0
votes

I'm working on a small code to learn signal processing on Matlab. I have got a .wav sound with some noise and I just want to remove the noise. I tried the code under but noise is not removed correctly. My idea is to do a cut band filter to remove the different noise components on the fft. After a lot of researches, I don't understant where is my problem. Here my code :

clear all;
clc;
close all;

% We load and plot the signal
[sig,Fs] = audioread('11.wav');

N = length(sig);

figure,plot(sig); title 'signal'

% FFT of the signal
fft_sig = abs(fft(sig)); 

% Normalisation of the frequencies for the plot
k = 0 : length(sig) - 1;  
f = k*Fs/length(sig);

plot(f,fft_sig);

% Loop with 2 elements because there are 2 amplitudes (not sure about
% this)
 for i = 1:2

% I put noise components in an array
[y(i),x(i)] = max(fft_sig);

% Normalisation of the frequencies to eliminate
f(i) =  x(i) * (Fs/N);

% Cut band filter with elimination of f from f-20 to f+20 Hz
b = fir1(2 , 2 * [f(i)-20 f(i)+20] / Fs, 'stop')

sig = filter(b,1,sig);

figure,plot(abs(fft(sig)));title 'fft of the signal'

end

Here the images I got, the fft plot is exactly the same before and after applying the filter, there is a modification only on the x axis :

enter image description here

enter image description here

enter image description here

The sampling frequency is Fs = 22050.

Thanks in advance for your help, I hope I'm clear enough in my description

1
try using 'freqz' to see what your filter looks like. you want to build a notch filter. if you have the dsp toolbox you can use 'iirnotch' - crowdedComputeeer
It might be an issue with your normalization. fir1 expects units of rad/sec and you have not accounted for this anywhere. You can also discard the second half of the output of fft as it is just a mirror image of the first half (otherwise this may mess up your peak component detection scheme). Regarding your peak component detection, as it stands, your call to max(fft_sig) will return the same exact component every time whereas you need it to output the next largest component on every iteration. - Falimond
And what is the most important - plot the magnitude in logarithmic scale! - jojek

1 Answers

0
votes

Since you haven't explicitly said so, the code you provided essentially defines your noise as narrowband interference at two frequencies (even though that interference may look less 'noisy').

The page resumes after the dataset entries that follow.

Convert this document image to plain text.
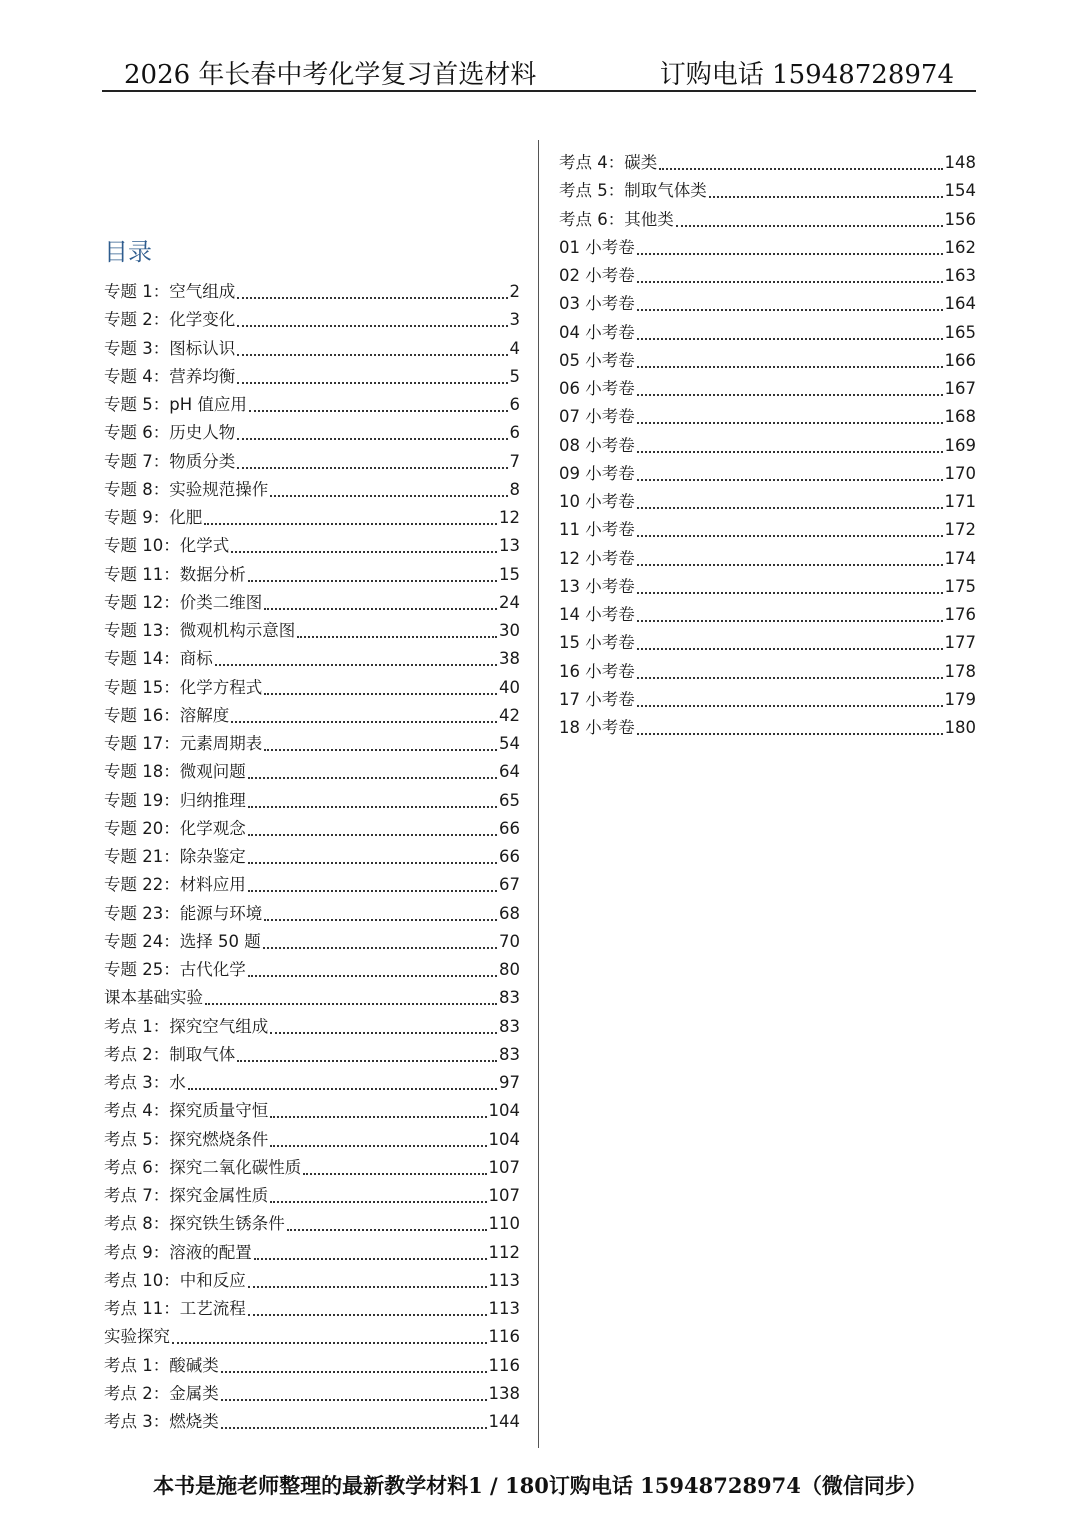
2026 年长春中考化学复习首选材料	订购电话 15948728974
目录
专题 1：空气组成	2
专题 2：化学变化	3
专题 3：图标认识	4
专题 4：营养均衡	5
专题 5：pH 值应用	6
专题 6：历史人物	6
专题 7：物质分类	7
专题 8：实验规范操作	8
专题 9：化肥	12
专题 10：化学式	13
专题 11：数据分析	15
专题 12：价类二维图	24
专题 13：微观机构示意图	30
专题 14：商标	38
专题 15：化学方程式	40
专题 16：溶解度	42
专题 17：元素周期表	54
专题 18：微观问题	64
专题 19：归纳推理	65
专题 20：化学观念	66
专题 21：除杂鉴定	66
专题 22：材料应用	67
专题 23：能源与环境	68
专题 24：选择 50 题	70
专题 25：古代化学	80
课本基础实验	83
考点 1：探究空气组成	83
考点 2：制取气体	83
考点 3：水	97
考点 4：探究质量守恒	104
考点 5：探究燃烧条件	104
考点 6：探究二氧化碳性质	107
考点 7：探究金属性质	107
考点 8：探究铁生锈条件	110
考点 9：溶液的配置	112
考点 10：中和反应	113
考点 11：工艺流程	113
实验探究	116
考点 1：酸碱类	116
考点 2：金属类	138
考点 3：燃烧类	144
考点 4：碳类	148
考点 5：制取气体类	154
考点 6：其他类	156
01 小考卷	162
02 小考卷	163
03 小考卷	164
04 小考卷	165
05 小考卷	166
06 小考卷	167
07 小考卷	168
08 小考卷	169
09 小考卷	170
10 小考卷	171
11 小考卷	172
12 小考卷	174
13 小考卷	175
14 小考卷	176
15 小考卷	177
16 小考卷	178
17 小考卷	179
18 小考卷	180
本书是施老师整理的最新教学材料1 / 180订购电话 15948728974（微信同步）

The first thing to notice is that the value x(i) obtained from max(fft_sig) corresponds to the 1-based index of the located maximum. It won't make a huge difference for large N, but it may have an impact for smaller values especially when trying to design a very narrow notch filter. The corresponding frequency would then be:

freq =  (x(i)-1) * (Fs/N);

Also if you are going to iteratively attenuate frequency components you would need to update fft_sig which you use to pick the frequency components to be attenuated (otherwise you will always pick the same component). The simplest would be to recompute fft_sig from the filtered sig:

sig = filter(b,1,sig);
fft_sig = abs(fft(sig));

Finally, since you are trying to attenuate a very narrow frequency range, you may find that you need to increase the FIR filter order by a few orders of magnitudes to get a good attenuation at the desired frequency without attenuating everything else. As was pointed out in comments such a narrow notch filter can often be better implemented using an IIR filter.

The updated code would then look somewhat like:

% Loop with 2 elements because there are 2 amplitudes
for i = 1:2

  % I put noise components in an array
  % Limit peak search to the lower-half of the spectrum since the
  % upper half is symmetric
  [y(i),x(i)] = max(fft_sig(1:floor(N/2)+1));

  % Normalisation of the frequencies to eliminate
  freq =  (x(i)-1) * (Fs/N);

  % Cut band filter with elimination of f from f-20 to f+20 Hz
  b = fir1(2000 , 2 * [freq-20 freq+20] / Fs, 'stop')

  sig = filter(b,1,sig);
  fft_sig = abs(fft(sig));

  %figure;plot(f, abs(fft_sig));title 'fft of the signal'
  figure;plot(f, 20*log10(abs(fft_sig)));title 'fft of the signal'
end

As far as the last FFT plot showing a different x-axis, it is simply because you omitted to provide an x-axis variable (in occurrence f used in the previous plot), so the plot shows the array index (instead of frequencies) as the x-axis.